SXSW Live Shot: Qarabagh Ensemble, Qaraqan, Diwan Saz

By Michael Toland, March 19, 2015, 8:55am, Earache!

Safe bet that the average Yank has never heard of Azerbaijan, a country at the crossroads of Eastern Europe and Western Asia – surrounded by Russia, Iran, Armenia, and the Caspian Sea. Tonight’s showcase brought not one, but two artists representing the country.

The Qarabagh Ensemble represents Azerbaijan’s traditions by performing Mugham, the region’s indigenous music. Bandleader Agil Suleymanov, 22, is formally trained in it. Utilizing the tar (a lute), the bowed kamancha, and naghara drum, the quartet jumped right in with an instrumental moving from almost Celtic cadences to Middle Eastern music.

The string-slingers engaged in a playful give-and-take universal to bands.

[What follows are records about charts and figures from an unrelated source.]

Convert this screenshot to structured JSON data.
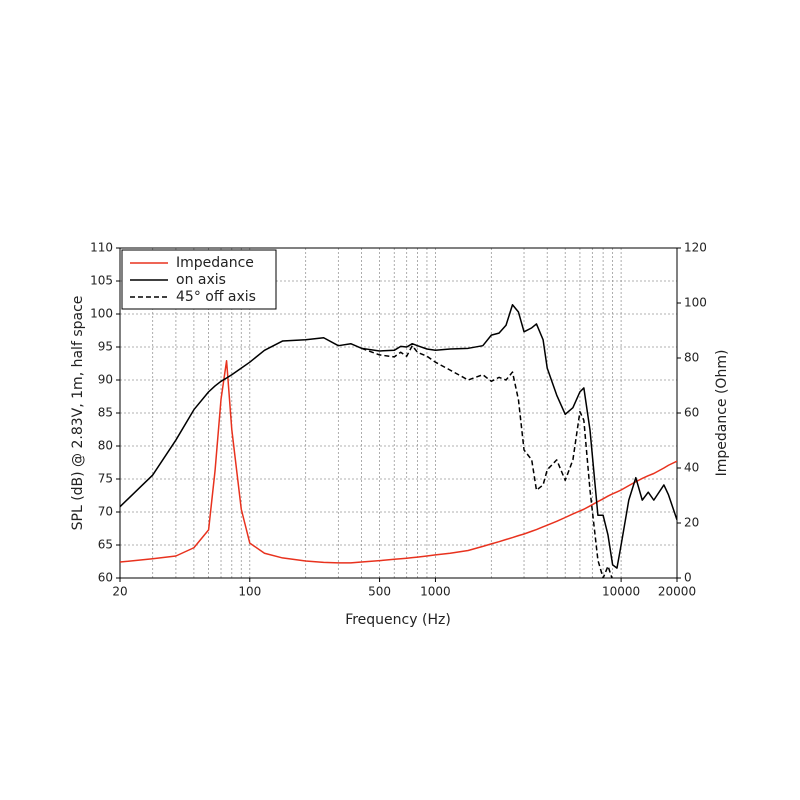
{
  "chart_data": {
    "type": "line",
    "xlabel": "Frequency (Hz)",
    "ylabel": "SPL (dB) @ 2.83V, 1m, half space",
    "y2label": "Impedance (Ohm)",
    "xscale": "log",
    "grid": true,
    "legend": "upper left",
    "xlim": [
      20,
      20000
    ],
    "xticks": [
      20,
      100,
      500,
      1000,
      10000,
      20000
    ],
    "xgrid": [
      30,
      40,
      50,
      60,
      70,
      80,
      90,
      200,
      300,
      400,
      600,
      700,
      800,
      900,
      2000,
      3000,
      4000,
      5000,
      6000,
      7000,
      8000,
      9000
    ],
    "ylim": [
      60,
      110
    ],
    "yticks": [
      60,
      65,
      70,
      75,
      80,
      85,
      90,
      95,
      100,
      105,
      110
    ],
    "y2lim": [
      0,
      120
    ],
    "y2ticks": [
      0,
      20,
      40,
      60,
      80,
      100,
      120
    ],
    "x": [
      20,
      30,
      40,
      50,
      60,
      65,
      70,
      75,
      80,
      90,
      100,
      120,
      150,
      200,
      250,
      300,
      350,
      400,
      500,
      600,
      650,
      700,
      750,
      800,
      900,
      1000,
      1200,
      1500,
      1800,
      2000,
      2200,
      2400,
      2600,
      2800,
      3000,
      3300,
      3500,
      3800,
      4000,
      4500,
      5000,
      5500,
      6000,
      6300,
      6800,
      7500,
      8000,
      8500,
      9000,
      9500,
      10000,
      11000,
      12000,
      13000,
      14000,
      15000,
      17000,
      18000,
      20000
    ],
    "series": [
      {
        "name": "Impedance",
        "color": "#e8321e",
        "style": "solid",
        "axis": "y2",
        "values": [
          5.8,
          7,
          8,
          11,
          17.5,
          39,
          65,
          79,
          54,
          25,
          12.7,
          9,
          7.3,
          6.2,
          5.7,
          5.5,
          5.5,
          5.8,
          6.3,
          6.8,
          7,
          7.2,
          7.4,
          7.6,
          8,
          8.4,
          9,
          10,
          11.5,
          12.4,
          13.2,
          14,
          14.7,
          15.4,
          16,
          17,
          17.6,
          18.6,
          19.2,
          20.6,
          22,
          23.3,
          24.4,
          25,
          26.2,
          27.8,
          28.8,
          29.8,
          30.6,
          31.3,
          32,
          33.6,
          35,
          36.2,
          37.2,
          38,
          40,
          41,
          42.5
        ]
      },
      {
        "name": "on axis",
        "color": "#000000",
        "style": "solid",
        "values": [
          70.8,
          75.6,
          80.9,
          85.5,
          88.2,
          89.1,
          89.8,
          90.3,
          90.8,
          91.8,
          92.7,
          94.5,
          95.9,
          96.1,
          96.4,
          95.2,
          95.5,
          94.8,
          94.4,
          94.5,
          95.1,
          95,
          95.5,
          95.2,
          94.7,
          94.5,
          94.7,
          94.8,
          95.2,
          96.8,
          97.1,
          98.3,
          101.4,
          100.3,
          97.3,
          97.9,
          98.5,
          96.1,
          91.8,
          87.7,
          84.8,
          85.8,
          88.2,
          88.8,
          82.4,
          69.5,
          69.5,
          66.5,
          62,
          61.5,
          65,
          71.8,
          75.2,
          71.8,
          73,
          71.8,
          74.1,
          72.6,
          68.8
        ]
      },
      {
        "name": "45° off axis",
        "color": "#000000",
        "style": "dashed",
        "values": [
          null,
          null,
          null,
          null,
          null,
          null,
          null,
          null,
          null,
          null,
          null,
          null,
          null,
          null,
          null,
          null,
          null,
          94.8,
          93.8,
          93.5,
          94.2,
          93.6,
          95.2,
          94.2,
          93.6,
          92.7,
          91.5,
          90,
          90.8,
          89.8,
          90.4,
          90,
          91.2,
          87,
          79.4,
          77.9,
          73.3,
          74.1,
          76.4,
          77.9,
          74.8,
          77.9,
          85.2,
          83.9,
          73.3,
          62.7,
          60,
          61.8,
          59.7,
          null,
          null,
          null,
          null,
          null,
          null,
          null,
          null,
          null,
          null
        ]
      }
    ]
  }
}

Once Suleymanov added his clear tenor, the mesmerizing modality of the songs took on a transcendental aura. Most there didn’t understand the language, but that proved immaterial given the obvious joy inherent in the material. Such clear communication earned the band not only the rapt attention, but an encore.

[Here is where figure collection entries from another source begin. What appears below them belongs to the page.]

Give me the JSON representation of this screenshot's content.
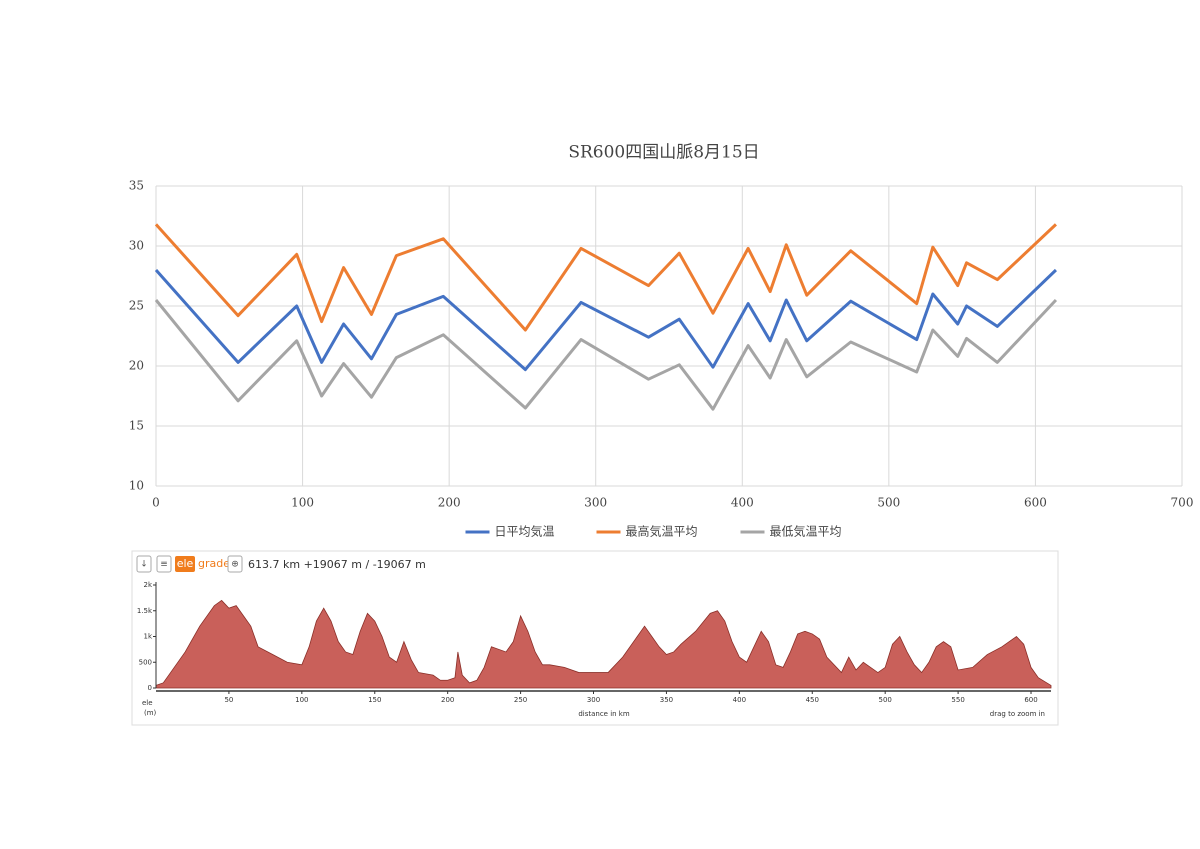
{
  "chart_data": [
    {
      "type": "line",
      "title": "SR600四国山脈8月15日",
      "x": [
        0,
        56,
        96,
        113,
        128,
        147,
        164,
        196,
        252,
        290,
        336,
        357,
        380,
        404,
        419,
        430,
        444,
        474,
        519,
        530,
        547,
        553,
        574,
        614
      ],
      "series": [
        {
          "name": "日平均気温",
          "color": "#4472c4",
          "values": [
            28.0,
            20.3,
            25.0,
            20.3,
            23.5,
            20.6,
            24.3,
            25.8,
            19.7,
            25.3,
            22.4,
            23.9,
            19.9,
            25.2,
            22.1,
            25.5,
            22.1,
            25.4,
            22.2,
            26.0,
            23.5,
            25.0,
            23.3,
            28.0
          ]
        },
        {
          "name": "最高気温平均",
          "color": "#ed7d31",
          "values": [
            31.8,
            24.2,
            29.3,
            23.7,
            28.2,
            24.3,
            29.2,
            30.6,
            23.0,
            29.8,
            26.7,
            29.4,
            24.4,
            29.8,
            26.2,
            30.1,
            25.9,
            29.6,
            25.2,
            29.9,
            26.7,
            28.6,
            27.2,
            31.8
          ]
        },
        {
          "name": "最低気温平均",
          "color": "#a5a5a5",
          "values": [
            25.5,
            17.1,
            22.1,
            17.5,
            20.2,
            17.4,
            20.7,
            22.6,
            16.5,
            22.2,
            18.9,
            20.1,
            16.4,
            21.7,
            19.0,
            22.2,
            19.1,
            22.0,
            19.5,
            23.0,
            20.8,
            22.3,
            20.3,
            25.5
          ]
        }
      ],
      "xlim": [
        0,
        700
      ],
      "xticks": [
        0,
        100,
        200,
        300,
        400,
        500,
        600,
        700
      ],
      "ylim": [
        10,
        35
      ],
      "yticks": [
        10,
        15,
        20,
        25,
        30,
        35
      ],
      "grid": true,
      "legend": "bottom"
    },
    {
      "type": "area",
      "mode_buttons": [
        "ele",
        "grade"
      ],
      "summary": "613.7 km +19067 m / -19067 m",
      "y_label": "ele",
      "y_unit": "(m)",
      "x_label": "distance in km",
      "hint": "drag to zoom in",
      "color": "#c9605a",
      "x": [
        0,
        5,
        10,
        20,
        30,
        40,
        45,
        50,
        55,
        60,
        65,
        70,
        80,
        90,
        100,
        105,
        110,
        115,
        120,
        125,
        130,
        135,
        140,
        145,
        150,
        155,
        160,
        165,
        170,
        175,
        180,
        190,
        195,
        200,
        205,
        207,
        210,
        215,
        220,
        225,
        230,
        240,
        245,
        250,
        255,
        260,
        265,
        270,
        280,
        290,
        300,
        310,
        320,
        330,
        335,
        340,
        345,
        350,
        355,
        360,
        370,
        380,
        385,
        390,
        395,
        400,
        405,
        410,
        415,
        420,
        425,
        430,
        435,
        440,
        445,
        450,
        455,
        460,
        470,
        475,
        480,
        485,
        490,
        495,
        500,
        505,
        510,
        515,
        520,
        525,
        530,
        535,
        540,
        545,
        550,
        560,
        570,
        580,
        590,
        595,
        600,
        605,
        613.7
      ],
      "values": [
        50,
        100,
        300,
        700,
        1200,
        1600,
        1700,
        1550,
        1600,
        1400,
        1200,
        800,
        650,
        500,
        450,
        800,
        1300,
        1550,
        1300,
        900,
        700,
        650,
        1100,
        1450,
        1300,
        1000,
        600,
        500,
        900,
        550,
        300,
        250,
        150,
        150,
        200,
        700,
        250,
        100,
        150,
        400,
        800,
        700,
        900,
        1400,
        1100,
        700,
        450,
        450,
        400,
        300,
        300,
        300,
        600,
        1000,
        1200,
        1000,
        800,
        650,
        700,
        850,
        1100,
        1450,
        1500,
        1300,
        900,
        600,
        500,
        800,
        1100,
        900,
        450,
        400,
        700,
        1050,
        1100,
        1050,
        950,
        600,
        300,
        600,
        350,
        500,
        400,
        300,
        400,
        850,
        1000,
        700,
        450,
        300,
        500,
        800,
        900,
        800,
        350,
        400,
        650,
        800,
        1000,
        850,
        400,
        200,
        50
      ],
      "xlim": [
        0,
        613.7
      ],
      "xticks": [
        50,
        100,
        150,
        200,
        250,
        300,
        350,
        400,
        450,
        500,
        550,
        600
      ],
      "ylim": [
        0,
        2000
      ],
      "yticks": [
        {
          "value": 0,
          "label": "0"
        },
        {
          "value": 500,
          "label": "500"
        },
        {
          "value": 1000,
          "label": "1k"
        },
        {
          "value": 1500,
          "label": "1.5k"
        },
        {
          "value": 2000,
          "label": "2k"
        }
      ]
    }
  ]
}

By contrast, Qaraqan, born Elkhan Zeynalli and a bestselling author in his home country, engages more Western influences, as evidenced by the keyboard, guitar, and black T-shirt. As befits an artist known mainly for writing, Qaraqan rapped, chanted, and occasionally sang his work from paper over austere, often melancholy music. Given the language barrier and a lack of stage presence, his performance never compelled, though songs accompanied by the Qarabagh Ensemble generated some heat.

Though not from Azerbaijan, Diwan Saz still represents cultural traditions – several at once, in fact. Based in Israel, the group consists of Jews, Christians, and Muslims blending Hebrew and Arab musics. A protracted setup plagued by technical issues set the pace, as the band then spent its shortened set doing battle with feedback and recalcitrant monitors.

Even then, the octet’s energy and skill dispersed the cloud of mechanical crap, at least in the audience’s eyes. The high-energy blend of traditional instruments like saz and qanun with fretless bass and dumbek laid down a serious groove under spectacular vocal performances from 14-year-old Muhammad Gadir and Rabbi David Menachem. The crowd ate it up.